Athletes: Older, Faster, Stronger
Meet six champions who are getting better with age
Older athletes are not only competing in endurance races — they’re excelling. A study of masters athletes (the name given to older competitors, usually over age 35) at the Hawaii Ironman triathlon — an event consisting of a 2.4-mile swim, a 112-mile bike ride, and a full marathon — revealed that the top male finishers ages 60 through 64 were only a few minutes slower than the top 30- through 34-year-olds. These older triathletes represent "a fascinating model of exceptionally successful aging," the study authors report in Medicine & Science in Sports & Exercise.
"There was a time when many people thought you simply couldn’t be a serious athlete after your early 30s," says Michael Joyner, M.D., a professor of physiology at the Mayo Clinic in Minnesota. "That’s obviously not the case."
The six distinguished masters athletes featured in this slideshow offer living proof.
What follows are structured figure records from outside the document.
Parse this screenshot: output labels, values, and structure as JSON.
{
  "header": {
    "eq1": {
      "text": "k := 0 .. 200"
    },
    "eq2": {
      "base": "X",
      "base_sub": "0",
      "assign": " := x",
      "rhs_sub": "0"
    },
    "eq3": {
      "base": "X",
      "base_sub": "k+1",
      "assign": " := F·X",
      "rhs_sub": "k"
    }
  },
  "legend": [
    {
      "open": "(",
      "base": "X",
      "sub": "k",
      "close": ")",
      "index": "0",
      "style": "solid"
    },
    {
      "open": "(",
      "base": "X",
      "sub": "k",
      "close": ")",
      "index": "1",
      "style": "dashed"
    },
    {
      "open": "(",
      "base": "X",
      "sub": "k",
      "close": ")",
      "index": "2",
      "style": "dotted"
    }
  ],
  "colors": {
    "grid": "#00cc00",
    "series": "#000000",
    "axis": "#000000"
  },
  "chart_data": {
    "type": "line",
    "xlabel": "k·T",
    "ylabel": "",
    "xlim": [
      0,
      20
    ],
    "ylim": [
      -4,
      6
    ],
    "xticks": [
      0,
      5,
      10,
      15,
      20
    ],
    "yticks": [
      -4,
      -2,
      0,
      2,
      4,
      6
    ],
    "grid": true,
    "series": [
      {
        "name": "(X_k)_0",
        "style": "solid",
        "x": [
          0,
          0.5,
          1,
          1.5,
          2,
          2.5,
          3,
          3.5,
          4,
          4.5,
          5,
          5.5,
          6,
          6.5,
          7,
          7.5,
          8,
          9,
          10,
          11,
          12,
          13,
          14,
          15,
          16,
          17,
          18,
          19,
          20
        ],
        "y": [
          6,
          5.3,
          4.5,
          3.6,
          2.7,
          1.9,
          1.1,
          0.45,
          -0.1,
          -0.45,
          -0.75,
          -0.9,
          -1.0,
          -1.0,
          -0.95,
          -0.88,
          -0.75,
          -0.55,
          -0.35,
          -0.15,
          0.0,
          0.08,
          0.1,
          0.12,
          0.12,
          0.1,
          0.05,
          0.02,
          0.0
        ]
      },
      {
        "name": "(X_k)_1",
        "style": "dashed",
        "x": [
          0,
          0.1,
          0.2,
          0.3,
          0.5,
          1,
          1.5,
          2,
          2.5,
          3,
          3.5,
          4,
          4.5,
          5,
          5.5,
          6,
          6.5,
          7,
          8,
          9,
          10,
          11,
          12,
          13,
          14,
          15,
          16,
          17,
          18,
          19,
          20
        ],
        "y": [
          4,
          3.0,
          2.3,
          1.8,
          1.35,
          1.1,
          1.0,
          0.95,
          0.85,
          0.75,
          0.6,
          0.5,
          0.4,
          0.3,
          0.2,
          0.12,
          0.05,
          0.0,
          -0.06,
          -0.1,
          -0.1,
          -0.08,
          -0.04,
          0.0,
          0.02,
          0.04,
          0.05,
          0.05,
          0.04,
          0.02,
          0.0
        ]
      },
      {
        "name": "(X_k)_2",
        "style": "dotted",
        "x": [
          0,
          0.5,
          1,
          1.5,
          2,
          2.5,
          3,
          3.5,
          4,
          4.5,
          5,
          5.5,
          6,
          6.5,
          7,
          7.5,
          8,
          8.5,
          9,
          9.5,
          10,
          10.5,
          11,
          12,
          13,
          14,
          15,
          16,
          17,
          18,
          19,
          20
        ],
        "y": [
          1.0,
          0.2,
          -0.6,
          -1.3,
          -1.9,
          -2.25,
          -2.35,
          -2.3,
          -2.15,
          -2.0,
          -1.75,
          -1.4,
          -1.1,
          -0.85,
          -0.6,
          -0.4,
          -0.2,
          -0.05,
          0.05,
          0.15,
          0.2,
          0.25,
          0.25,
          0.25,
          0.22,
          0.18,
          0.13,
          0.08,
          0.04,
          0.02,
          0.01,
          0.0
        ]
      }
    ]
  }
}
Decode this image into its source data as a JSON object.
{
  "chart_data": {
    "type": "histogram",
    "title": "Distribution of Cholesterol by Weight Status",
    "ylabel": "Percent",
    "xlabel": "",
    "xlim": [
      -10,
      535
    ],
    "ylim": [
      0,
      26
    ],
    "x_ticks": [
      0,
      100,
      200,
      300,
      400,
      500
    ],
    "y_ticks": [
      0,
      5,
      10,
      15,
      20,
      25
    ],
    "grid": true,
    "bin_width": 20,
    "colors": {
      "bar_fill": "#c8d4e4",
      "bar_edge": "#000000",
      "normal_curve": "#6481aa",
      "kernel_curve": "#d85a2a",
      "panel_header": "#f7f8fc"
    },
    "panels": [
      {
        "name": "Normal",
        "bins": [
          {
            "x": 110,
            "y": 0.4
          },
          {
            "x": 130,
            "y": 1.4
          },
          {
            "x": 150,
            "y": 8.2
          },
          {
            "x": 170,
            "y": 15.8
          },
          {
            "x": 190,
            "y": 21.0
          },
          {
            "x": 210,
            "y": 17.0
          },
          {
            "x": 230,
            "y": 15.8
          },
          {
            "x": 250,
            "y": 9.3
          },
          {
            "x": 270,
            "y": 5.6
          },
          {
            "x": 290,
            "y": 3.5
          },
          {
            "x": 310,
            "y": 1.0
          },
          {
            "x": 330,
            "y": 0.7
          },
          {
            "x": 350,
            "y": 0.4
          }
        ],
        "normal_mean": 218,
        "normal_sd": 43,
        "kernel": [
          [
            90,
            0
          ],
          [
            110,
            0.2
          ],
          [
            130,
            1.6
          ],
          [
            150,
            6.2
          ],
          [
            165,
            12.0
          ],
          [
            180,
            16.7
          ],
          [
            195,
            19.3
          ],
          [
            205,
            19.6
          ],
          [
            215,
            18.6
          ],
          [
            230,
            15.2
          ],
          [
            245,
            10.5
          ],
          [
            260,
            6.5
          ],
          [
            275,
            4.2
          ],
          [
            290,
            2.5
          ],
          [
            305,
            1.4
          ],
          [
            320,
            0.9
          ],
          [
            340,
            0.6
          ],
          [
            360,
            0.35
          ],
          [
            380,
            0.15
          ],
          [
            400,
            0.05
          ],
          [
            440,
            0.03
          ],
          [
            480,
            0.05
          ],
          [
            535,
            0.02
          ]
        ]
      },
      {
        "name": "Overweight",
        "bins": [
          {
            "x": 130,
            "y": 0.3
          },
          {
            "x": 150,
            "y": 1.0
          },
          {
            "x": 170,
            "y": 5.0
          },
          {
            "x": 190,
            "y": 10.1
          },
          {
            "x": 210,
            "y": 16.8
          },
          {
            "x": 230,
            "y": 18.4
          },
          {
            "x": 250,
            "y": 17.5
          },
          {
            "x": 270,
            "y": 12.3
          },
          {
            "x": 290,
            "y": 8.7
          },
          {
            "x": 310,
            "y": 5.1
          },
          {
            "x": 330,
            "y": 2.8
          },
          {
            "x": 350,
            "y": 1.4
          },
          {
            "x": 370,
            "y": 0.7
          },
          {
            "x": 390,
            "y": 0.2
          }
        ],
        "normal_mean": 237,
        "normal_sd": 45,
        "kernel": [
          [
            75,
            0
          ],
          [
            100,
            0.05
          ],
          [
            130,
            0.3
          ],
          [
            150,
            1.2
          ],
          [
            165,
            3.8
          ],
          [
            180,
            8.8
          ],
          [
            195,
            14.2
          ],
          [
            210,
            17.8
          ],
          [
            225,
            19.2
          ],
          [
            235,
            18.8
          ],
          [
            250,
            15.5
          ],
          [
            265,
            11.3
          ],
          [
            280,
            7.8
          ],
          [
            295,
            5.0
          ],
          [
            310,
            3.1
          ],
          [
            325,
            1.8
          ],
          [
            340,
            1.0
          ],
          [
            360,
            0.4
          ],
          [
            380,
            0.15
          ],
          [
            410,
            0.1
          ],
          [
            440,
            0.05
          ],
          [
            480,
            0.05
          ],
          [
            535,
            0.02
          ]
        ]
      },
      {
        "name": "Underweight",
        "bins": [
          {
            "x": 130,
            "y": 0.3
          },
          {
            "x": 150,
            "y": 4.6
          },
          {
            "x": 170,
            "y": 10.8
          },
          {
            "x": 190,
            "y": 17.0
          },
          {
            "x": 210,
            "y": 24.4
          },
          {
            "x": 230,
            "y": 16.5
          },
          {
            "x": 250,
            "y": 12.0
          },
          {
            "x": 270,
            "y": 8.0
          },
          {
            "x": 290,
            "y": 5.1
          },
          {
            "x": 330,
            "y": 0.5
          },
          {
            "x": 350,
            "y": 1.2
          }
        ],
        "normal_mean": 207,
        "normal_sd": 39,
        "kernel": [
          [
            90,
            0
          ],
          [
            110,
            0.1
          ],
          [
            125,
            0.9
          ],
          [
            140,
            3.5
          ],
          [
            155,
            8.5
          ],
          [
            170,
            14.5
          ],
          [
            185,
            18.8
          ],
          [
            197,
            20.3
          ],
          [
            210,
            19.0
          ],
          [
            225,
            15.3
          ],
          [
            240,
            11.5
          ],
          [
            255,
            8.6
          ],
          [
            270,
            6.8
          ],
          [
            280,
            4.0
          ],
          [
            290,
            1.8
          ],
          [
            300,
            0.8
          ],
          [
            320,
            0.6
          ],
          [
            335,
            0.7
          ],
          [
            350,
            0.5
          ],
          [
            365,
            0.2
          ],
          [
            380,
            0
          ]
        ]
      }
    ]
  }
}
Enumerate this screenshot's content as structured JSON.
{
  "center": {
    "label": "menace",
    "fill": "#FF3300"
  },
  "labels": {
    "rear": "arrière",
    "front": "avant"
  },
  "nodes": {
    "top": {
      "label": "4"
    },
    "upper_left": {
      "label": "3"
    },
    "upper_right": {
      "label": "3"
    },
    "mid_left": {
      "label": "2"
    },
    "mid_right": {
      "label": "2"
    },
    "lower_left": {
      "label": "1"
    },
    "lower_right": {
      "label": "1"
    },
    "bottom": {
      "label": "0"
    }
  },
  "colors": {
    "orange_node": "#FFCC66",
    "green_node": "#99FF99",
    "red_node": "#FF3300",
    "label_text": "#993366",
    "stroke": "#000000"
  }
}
To discover more of their stories and find out how you can unlock your inner athlete, read the full article, Super Athletes, in AARP The Magazine's March/April 2011 digital edition.
Ron Lacey, 54
Cyclist
Many masters athletes say their age and experience help them beat out younger competitors. "The young guys, they go all out in the first half hour or so of a long ride, and then they’re toast," says Lacey, a bike-shop owner in San Diego and a fiercely committed cyclist who rides up to 450 miles a week during the racing season. “We older guys know how to settle in, then pick up the pace until the kids’ tongues are hanging out. It is so energizing to be outpacing riders who are 20 years younger than you.”
Dan Weiser, 52
Sprinter
A national-class masters sprinter, the 52-year-old Weiser has lost only about 21 seconds from the 800-meter times he posted in high school, making him one of the top racers at the national masters track meet the past several years. "It’s so incredible nowadays to feel my body respond," says Weiser, a congressional staffer in Washington, D.C. "To feel the power and the speed when I run."
Joan Campbell, 80
Swimmer
"My cardiologist always tells me to keep doing what I’m doing," says Campbell, of Palm Harbor, Florida. She is a national record holder in masters swimming. Never much of an athlete in her youth, she started swimming at age 59. "The doctor says that if everyone were as fit as me, he’d be out of business."
Colleen de Reuck, 46
Marathon Runner
“I can still run fast,” confirms de Reuck, of Boulder, Colorado, one of America’s best marathon runners. At 41, de Reuck ran a sparkling 2:29 marathon, an age-group record that has yet to be threatened. In the spring of 2010, she briefly ranked as the top female marathon runner in the nation. Not the top age-group racer, mind you, but the top racer, period. “Sometimes it’s a bit surprising to me to be training or racing and see these younger runners behind me. I think, ‘Shouldn’t they be up ahead?’ ” de Reuck says. “But I’m quite pleased, of course, to be in front.”
Bob Heins, 71
Triathlete
Heins is living proof that older muscles can still be strong. A dentist and serious competitive triathlete in Plattsburgh, New York, Heins holds national and age-group course records in the Ironman triathlon. "Some of the older guys out there are doing an under-four-hour marathon," he says of his fellow triathletes. "I know plenty of 30-year-olds who can’t do that."
Brian Cheney, 63
Tennis Champion
Masters athletes continue to excel — and a few seem unstoppable. Cheney, of Chandler, Arizona, has 68 national tennis championships to his name and continues to compete around the country. His mother, Dorothy Bundy Cheney, now 94, just won the national 90-plus indoor doubles championship. "I hope I’m still playing when I’m 94," Brian Cheney says. "I certainly plan to be."